Nuruddin Farah
[Rushdie is the author of The Satanic Verses. In the following brief essay, written in 1986, he traces the divisions central to Farah's Maps.]
Here is a starving child, there is a mad dog; feed her, bomb him … information about Africa reaches us, most of the time, through a series of filters which, by reducing the vast continent to a cluster of emotive slogans, succeed in denying us any sense of complexity, context, truth. But then, as Nuruddin Farah reminds us in his new novel [, Maps,] (his sixth), the West was always rather arbitrary about the names it pinned to Africa: Nigeria was named for an imperialist's mistress, Ethiopia lazily derived from the Greek for ‘a person with a black face’.
For many years Farah, one of the finest of contemporary African novelists, has been bringing us a very different world. His Africa, most particularly his native Somalia, is in revolt against the long hegemony of cartographers and bestowers of names. To be a Somali is to be a people united by a language and divided by maps. Maps is a book about such political divisions, and the wars they cause (the conflict in the Ogaden is central to the story); but what makes it a true and rich work of art is Farah's knowledge that the deepest divisions are those between men and women, and the rifts within the self. Maps charts the chasms of the soul.
An orphaned Somali baby, Askar, is found and raised in the Ogaden village of Kallefo by a non-Somali woman, Misra. The book's first movement—the musical term seems necessary—is a meditation on their relationship. He is a preternaturally wise child, and his growing up is at once mythical and sensual, punctuated by such strange images as the discovery of a man violating a hen. The passion and intimacy of what develops between Askar and Misra culminates in a surreal rite of blood, when the boy, just once, and inexplicably, menstruates.

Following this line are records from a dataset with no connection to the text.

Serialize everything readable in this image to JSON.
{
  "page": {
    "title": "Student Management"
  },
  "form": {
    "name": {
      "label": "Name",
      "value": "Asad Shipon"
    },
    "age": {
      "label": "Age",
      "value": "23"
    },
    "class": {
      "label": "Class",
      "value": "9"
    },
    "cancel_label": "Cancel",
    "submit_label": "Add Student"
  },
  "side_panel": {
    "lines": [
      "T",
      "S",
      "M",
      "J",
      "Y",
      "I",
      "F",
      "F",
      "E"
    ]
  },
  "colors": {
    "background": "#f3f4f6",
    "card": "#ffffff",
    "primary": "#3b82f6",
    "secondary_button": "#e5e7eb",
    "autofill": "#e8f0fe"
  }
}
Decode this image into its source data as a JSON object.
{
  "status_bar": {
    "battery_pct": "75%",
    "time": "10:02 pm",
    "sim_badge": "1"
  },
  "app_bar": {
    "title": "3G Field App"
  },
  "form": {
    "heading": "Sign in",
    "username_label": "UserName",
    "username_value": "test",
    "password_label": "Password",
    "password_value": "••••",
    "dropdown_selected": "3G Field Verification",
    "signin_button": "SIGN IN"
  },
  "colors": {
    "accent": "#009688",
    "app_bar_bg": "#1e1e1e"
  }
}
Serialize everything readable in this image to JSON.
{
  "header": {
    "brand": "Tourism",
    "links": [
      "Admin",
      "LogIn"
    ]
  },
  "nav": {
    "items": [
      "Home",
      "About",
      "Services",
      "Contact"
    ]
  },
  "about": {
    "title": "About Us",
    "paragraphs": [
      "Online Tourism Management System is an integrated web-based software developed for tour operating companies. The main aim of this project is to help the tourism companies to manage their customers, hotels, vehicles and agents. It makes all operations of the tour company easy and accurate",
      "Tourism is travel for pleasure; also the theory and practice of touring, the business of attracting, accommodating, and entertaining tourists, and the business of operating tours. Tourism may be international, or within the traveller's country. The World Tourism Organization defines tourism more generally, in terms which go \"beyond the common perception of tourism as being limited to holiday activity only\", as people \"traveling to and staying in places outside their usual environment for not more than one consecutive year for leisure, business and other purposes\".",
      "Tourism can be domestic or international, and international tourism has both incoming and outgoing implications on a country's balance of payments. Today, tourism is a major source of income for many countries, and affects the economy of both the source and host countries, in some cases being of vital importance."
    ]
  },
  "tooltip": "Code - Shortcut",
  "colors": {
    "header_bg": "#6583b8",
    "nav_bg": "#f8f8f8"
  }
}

Later, as a young man in Mogadiscio (its local name, Xamark, the red city, echoes and underlines the importance in the novel of blood), he encounters Misra again. Now she is a woman under a dark cloud, accused of an act of treason that led to 600 people in Kallefo being executed by the Ethiopians. Askar, who is being drawn to the life of a Somali revolutionary fighter, is set at war with himself: will he find her guilty or not? She denies the treason; and, as Askar's uncle points out, ‘throughout history, men have blamed women for the ill luck they themselves have brought on their heads.’ The struggle inside Askar is that ancient struggle, and it is also an echo of the ‘real’ war, and of his own divisions and doubts. The resolution is ambiguous, but Askar does arrive at a certainty of sorts, a characterization of life as sacrifice, as blood.
Around the central narrative, Farah weaves a web of leitmotifs drawn from folk-tales and from dreams; and in the end it is this web in which the novel's strength is seen to reside, as the meaning of names, the remaking of history, meshes with nightmare and myth to form the basis of a new description of the world, and offers us new maps for old.